Художник каменных дел — страница 8 из 65

— Ну, как? Ну, что? — подлетела к нему мать.

— Да принят, принят. Неужели ты сомневалась?

Казалось, с поступлением в гимназию ничто не переменилось: просто он переоделся в гимназическую форму, которую мысленно давно уже примерял на себя. В гимназии он сразу почувствовал себя в родной стихии: ведь здесь учились его братья, от которых он уже знал все подробности гимназической жизни. Помогло и заботливое внимание директора Василия Корнеевича, который после экзамена почему-то вдруг стал испытывать к племяннику особенное расположение.

Был и еще человек, который сразу выделил Алешу из числа других гимназистов. Это был тот самый Николай Александрович Голынский, что экзаменовал его,— нервный, экспансивный, но на редкость душевный и добрый человек. Недавно он закончил петербургскую Академию художеств. Положение гимназического учителя было для него тягостным и даже горьким: молодое честолюбие, мечты о собственной мастерской, о шумном успехе полотен, замыслы которых он вынашивал, еще не перегорели в нем. Угнетали роль и место его предмета в гимназической программе.

Подлинной отрадой его жизни стали такие ученики, как Алеша Щусев. Шутка ли сказать, уже в первом классе этот плотный крепыш сумел на удивление всей гимназии выполнить в карандаше почти профессионально рисунок гипсовой головы Аполлона в натуральную величину. Полупрофиль, замечанием о котором он покорил на вступительном экзамене педсовет, был проработан на рисунке четно и выпукло, беглая теневая штриховка была сделана как бы небрежно, как будто рисующий хотел размять руки перед тем, как взяться за серьезное полотно. Но именно эта беглость и незавершенность штриховки придавали рисунку притягательную силу и даже поэтичность.

А произошло все так. В то зимнее пасмурное утро урок Голынского был первым. Николай Александрович был хмур, пребывал, что называется, не в духе. Он мял ладонями заспанное лицо и сердито поглядывал на свежеумытые детские физиономии.

— Тэк-с, господа. С чего начнем?

Оглядел рисовальный класс.
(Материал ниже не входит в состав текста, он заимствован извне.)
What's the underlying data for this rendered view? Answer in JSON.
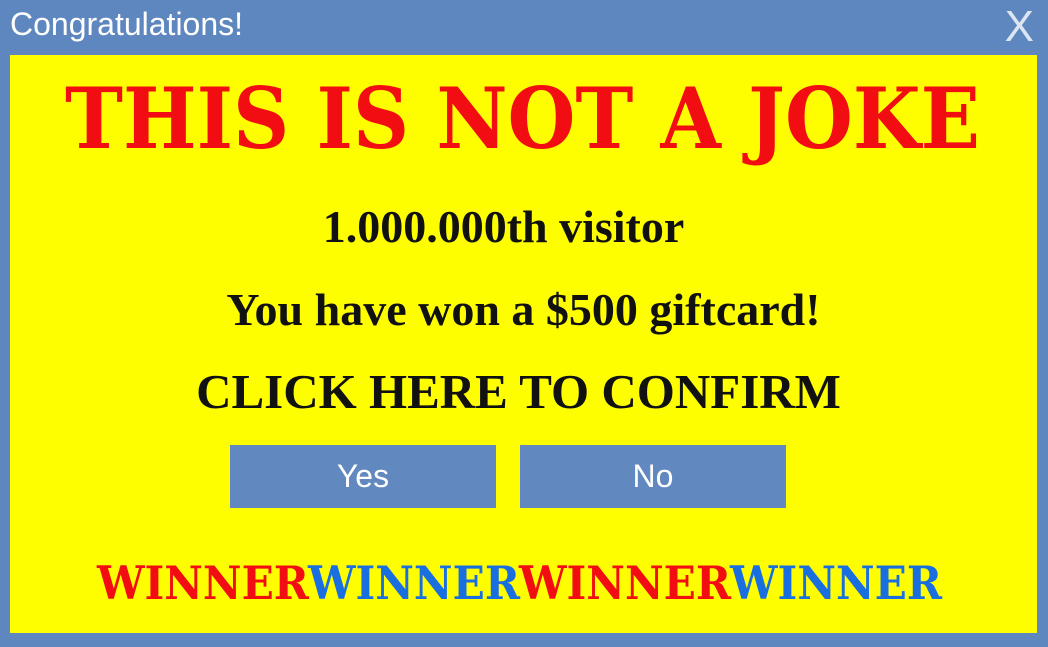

Глаз почему-то остановился на запыленном бюсте Аполлона, который сегодня был нужен для урока в пятом классе. Бюст стоял высоко на длинном, во всю стену, застекленном шкафу. Николай Александрович вышел в коридор за стремянкой, принес ее, долго прилаживал, устанавливая поустойчивей, потом стал подниматься наверх. Он осторожно взял бюст, чтобы не испачкать манжет, но неожиданно покачнулся на верхней ступеньке, и бюст с грохотом ударился об пол.

Голова Аполлона покатилась и стукнулась о ножку парты. Николай Александрович спрыгнул вниз, схватил, обнял гипсовую голову и долго держал ее так, горестно вздыхая. Глядя на лицо учителя, которое кривилось в жалкой гримасе, Алеша чуть ли не вслух прошептал:

— Бедный, бедный, милый мой Голынский...

Больших трудов стоило Николаю Александровичу установить пораненный бюст на тумбу. От бюста, собственно, уцелела одна голова, но и это можно было принять за чудо: от гипсовых изваяний в случае падения чаще всего остаются одни черепки.

Все мысли учителя были связаны с постигшей его утратой, а урок надо было продолжать. То, о чем он собирался говорить раньше, казалось неуклюжим, ненужным,

— Рисуйте это, — сказал он и уставился в окно.

Алеше захотелось утешить учителя, сделать ему что-то приятное, доброе, но что именно, он не знал. Мальчика вдруг поразило сходство Голынского в эту минуту с братцем Павликом, когда того обижали. Он поднял руку.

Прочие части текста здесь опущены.